Archive | settembre 2009

e allora

finisce che respiro più forte e butto giù.

Aria e dolore.

Ogni volta che non riesco (non voglio?) domandare per le risposte che già so.

Fuori sincrono

E comunque la mia, di voglia, sta ancora tutta qua.

[...e l'autunno è una sciocca convenzione sociale.]

La passione secondo Thérèse

-Lo ami, lo ami… come fai a sapere che lo ami, Thérèse?
-Perché non posso leggere in lui. Non ci vedo attraverso. Vedo solo lui.

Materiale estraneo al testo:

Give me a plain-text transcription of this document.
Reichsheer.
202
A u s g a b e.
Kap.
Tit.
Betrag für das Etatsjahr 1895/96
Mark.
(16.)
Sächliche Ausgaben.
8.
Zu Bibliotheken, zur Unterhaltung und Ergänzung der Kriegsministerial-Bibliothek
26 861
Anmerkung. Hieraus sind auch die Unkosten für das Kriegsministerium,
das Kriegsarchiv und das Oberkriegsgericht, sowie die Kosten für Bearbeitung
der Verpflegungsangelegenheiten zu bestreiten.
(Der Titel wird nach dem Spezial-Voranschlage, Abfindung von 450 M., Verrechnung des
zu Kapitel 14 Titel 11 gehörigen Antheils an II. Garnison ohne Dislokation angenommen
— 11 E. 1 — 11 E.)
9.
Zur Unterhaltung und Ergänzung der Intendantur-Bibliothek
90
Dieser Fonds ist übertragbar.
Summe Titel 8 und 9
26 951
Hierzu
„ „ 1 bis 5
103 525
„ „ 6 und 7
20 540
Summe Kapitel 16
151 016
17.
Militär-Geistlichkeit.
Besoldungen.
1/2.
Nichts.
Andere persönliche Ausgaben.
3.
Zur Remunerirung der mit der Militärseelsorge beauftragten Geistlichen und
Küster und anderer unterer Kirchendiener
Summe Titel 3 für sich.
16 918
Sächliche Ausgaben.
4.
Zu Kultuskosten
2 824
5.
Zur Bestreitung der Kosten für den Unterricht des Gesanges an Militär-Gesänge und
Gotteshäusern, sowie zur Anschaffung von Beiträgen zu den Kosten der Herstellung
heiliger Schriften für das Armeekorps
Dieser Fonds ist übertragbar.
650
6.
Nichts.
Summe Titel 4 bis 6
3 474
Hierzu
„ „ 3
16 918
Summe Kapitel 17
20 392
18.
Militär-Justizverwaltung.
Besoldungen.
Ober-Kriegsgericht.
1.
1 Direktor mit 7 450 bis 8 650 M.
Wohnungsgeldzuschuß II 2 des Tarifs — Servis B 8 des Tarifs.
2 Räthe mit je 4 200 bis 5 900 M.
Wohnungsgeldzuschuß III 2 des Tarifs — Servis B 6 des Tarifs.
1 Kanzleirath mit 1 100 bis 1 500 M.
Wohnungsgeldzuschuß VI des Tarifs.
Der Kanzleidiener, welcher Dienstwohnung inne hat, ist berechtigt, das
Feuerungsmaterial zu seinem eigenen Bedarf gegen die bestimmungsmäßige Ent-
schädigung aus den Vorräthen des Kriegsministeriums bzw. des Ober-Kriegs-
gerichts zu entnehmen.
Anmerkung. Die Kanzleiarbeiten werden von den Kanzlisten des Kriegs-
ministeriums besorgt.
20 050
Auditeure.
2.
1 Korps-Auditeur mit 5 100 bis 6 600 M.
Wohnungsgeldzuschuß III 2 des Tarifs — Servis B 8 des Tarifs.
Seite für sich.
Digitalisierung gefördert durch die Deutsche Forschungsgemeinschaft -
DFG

La passione secondo Thérèse,

Daniel Pennac

[Come se gli occhi si rifiutassero di andare oltre, sì.]

Confessioni preventive

E comunque io non ho mai smesso di.

[Non sia mai dovessi chiederlo]

Perpetuo presente

Vorrei che le persone che amo non avessero passato e non avessero futuro.

Le vorrei impegnate in un perpetuo presente che ha me come inizio e come fine.

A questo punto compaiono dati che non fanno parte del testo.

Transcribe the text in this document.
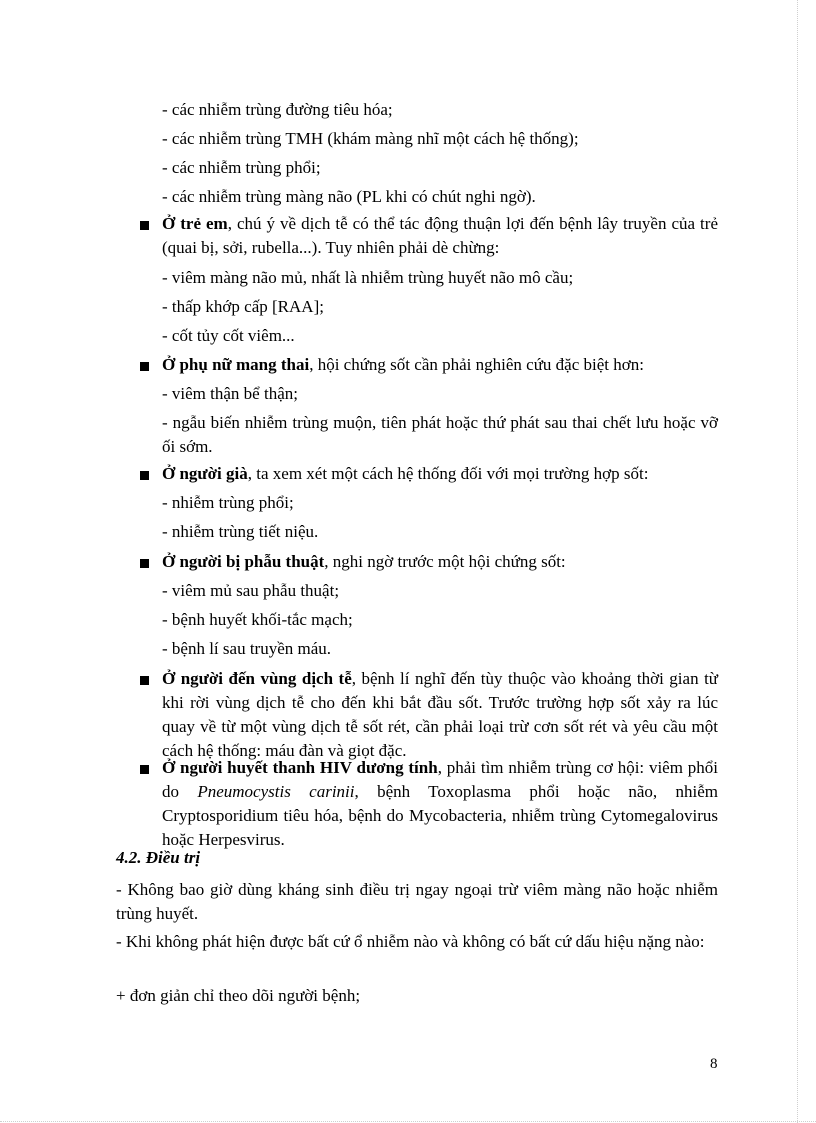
- các nhiễm trùng đường tiêu hóa;
- các nhiễm trùng TMH (khám màng nhĩ một cách hệ thống);
- các nhiễm trùng phổi;
- các nhiễm trùng màng não (PL khi có chút nghi ngờ).
Ở trẻ em, chú ý về dịch tễ có thể tác động thuận lợi đến bệnh lây truyền của trẻ (quai bị, sởi, rubella...). Tuy nhiên phải dè chừng:
- viêm màng não mủ, nhất là nhiễm trùng huyết não mô cầu;
- thấp khớp cấp [RAA];
- cốt tủy cốt viêm...
Ở phụ nữ mang thai, hội chứng sốt cần phải nghiên cứu đặc biệt hơn:
- viêm thận bể thận;
- ngẫu biến nhiễm trùng muộn, tiên phát hoặc thứ phát sau thai chết lưu hoặc vỡ ối sớm.
Ở người già, ta xem xét một cách hệ thống đối với mọi trường hợp sốt:
- nhiễm trùng phổi;
- nhiễm trùng tiết niệu.
Ở người bị phẫu thuật, nghi ngờ trước một hội chứng sốt:
- viêm mủ sau phẫu thuật;
- bệnh huyết khối-tắc mạch;
- bệnh lí sau truyền máu.
Ở người đến vùng dịch tễ, bệnh lí nghĩ đến tùy thuộc vào khoảng thời gian từ khi rời vùng dịch tễ cho đến khi bắt đầu sốt. Trước trường hợp sốt xảy ra lúc quay về từ một vùng dịch tễ sốt rét, cần phải loại trừ cơn sốt rét và yêu cầu một cách hệ thống: máu đàn và giọt đặc.
Ở người huyết thanh HIV dương tính, phải tìm nhiễm trùng cơ hội: viêm phổi do Pneumocystis carinii, bệnh Toxoplasma phổi hoặc não, nhiễm Cryptosporidium tiêu hóa, bệnh do Mycobacteria, nhiễm trùng Cytomegalovirus hoặc Herpesvirus.
4.2. Điều trị
- Không bao giờ dùng kháng sinh điều trị ngay ngoại trừ viêm màng não hoặc nhiễm trùng huyết.
- Khi không phát hiện được bất cứ ổ nhiễm nào và không có bất cứ dấu hiệu nặng nào:
+ đơn giản chỉ theo dõi người bệnh;
8
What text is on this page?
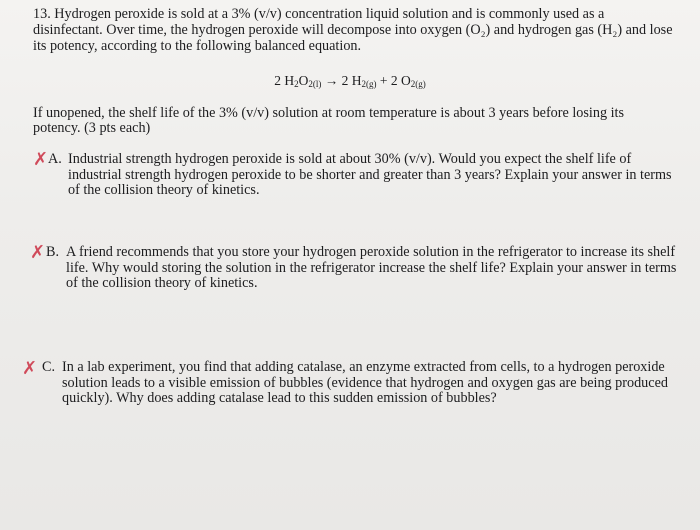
13. Hydrogen peroxide is sold at a 3% (v/v) concentration liquid solution and is commonly used as a disinfectant. Over time, the hydrogen peroxide will decompose into oxygen (O₂) and hydrogen gas (H₂) and lose its potency, according to the following balanced equation.
2 $H_2O_{2(l)} \to 2$ $H_{2(g)} + 2$ $O_{2(g)}$
If unopened, the shelf life of the 3% (v/v) solution at room temperature is about 3 years before losing its potency. (3 pts each)
✗ A. Industrial strength hydrogen peroxide is sold at about 30% (v/v). Would you expect the shelf life of industrial strength hydrogen peroxide to be shorter and greater than 3 years? Explain your answer in terms of the collision theory of kinetics.
✗ B. A friend recommends that you store your hydrogen peroxide solution in the refrigerator to increase its shelf life. Why would storing the solution in the refrigerator increase the shelf life? Explain your answer in terms of the collision theory of kinetics.
✗ C. In a lab experiment, you find that adding catalase, an enzyme extracted from cells, to a hydrogen peroxide solution leads to a visible emission of bubbles (evidence that hydrogen and oxygen gas are being produced quickly). Why does adding catalase lead to this sudden emission of bubbles?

E’ che io nella scatola dei ricordi non voglio finirci, perchè già lo so, lo so già che la mia foto scolorirebbe per prima, che il suono della mia voce si farebbe dimenticare con più facilità, che i lineamenti del mio viso finirebbero prima in dissolvenza.

Coi ricordi non so competere,

e allora voglio essere presente.

Un eterno presente.

Cuori singoli

Io non ho tanto amore.

Forse ho un cuore piccolo, un cuore monoposto, come le brande da campeggio che ti muovi un po’ e già sei con le braccia penzoloni e i piedi che sconfinano.

Un cuore monolocale, dove, per guadagnare spazio, devi giocare di incastri, di formule salvaspazio e di soppalchi. Un cuore da arredare da Ikea, insomma.

Ce le ho sempre tenute un po’ rannicchiate, le persone. Meglio se sedute, attente a non sbattere la testa contro il soffitto, caute nei movimenti. Mai più di una per volta.

Ho poco amore e il cuore piccolo, allora tocca fare i turni.

-Venerdì dalle 16 alle 17 le va bene? Altrimenti se ne parla  la settimana prossima-

Ho poco amore, ho il cuore piccolo e ne ho solo uno. E allora, per favore, lascia le chiavi, quando esci.

Sì, sotto al tappeto va bene.

No, non le puoi tenere e darmele poi.

No, non puoi ripassare a prendere la tua roba, portala via ora.

Sì, tutto.

Anche la chitarra, per carità.

Ginocchia cedevoli

Ho bisogno di forza per dirti la verità.

E non perchè la verità sia brutta o scomoda o spiacevole o dolorosa.

Perchè è vera,

e  col vero non si scherza.

Duevoci

-Ma tu ci pensi mai a tutto questo amore sprecato?

-No.

-Meglio.

[Duevoci.
 Duevoci che qualche volta si capiscono, spesso si anticipano.
Stancamente si ascoltano.
Giocano a sopraffarsi.
Stanno zitte assieme.
Due voci,
nient'altro.]

Scusate, ma io ci farei un post

L’amico di turno ti piazza un live di Figlio di un cane del Liga.
E non importa se ora ti fa cagare: torni sistematicamente ad avere 14 anni, col tuo pericolosamente maggiorenne ragazzo dell’epoca. E il San Paolo che esplode in un urlo, e il “vado a dormire da un’amica” detto al telefono alla mamma, e i brividi, e.
 
[Se non altro, FriendFeed ti aiuta ad immortalare certe sensazioni.]

Certe canzoni

ti fanno sentire sempre un po’ innamorata.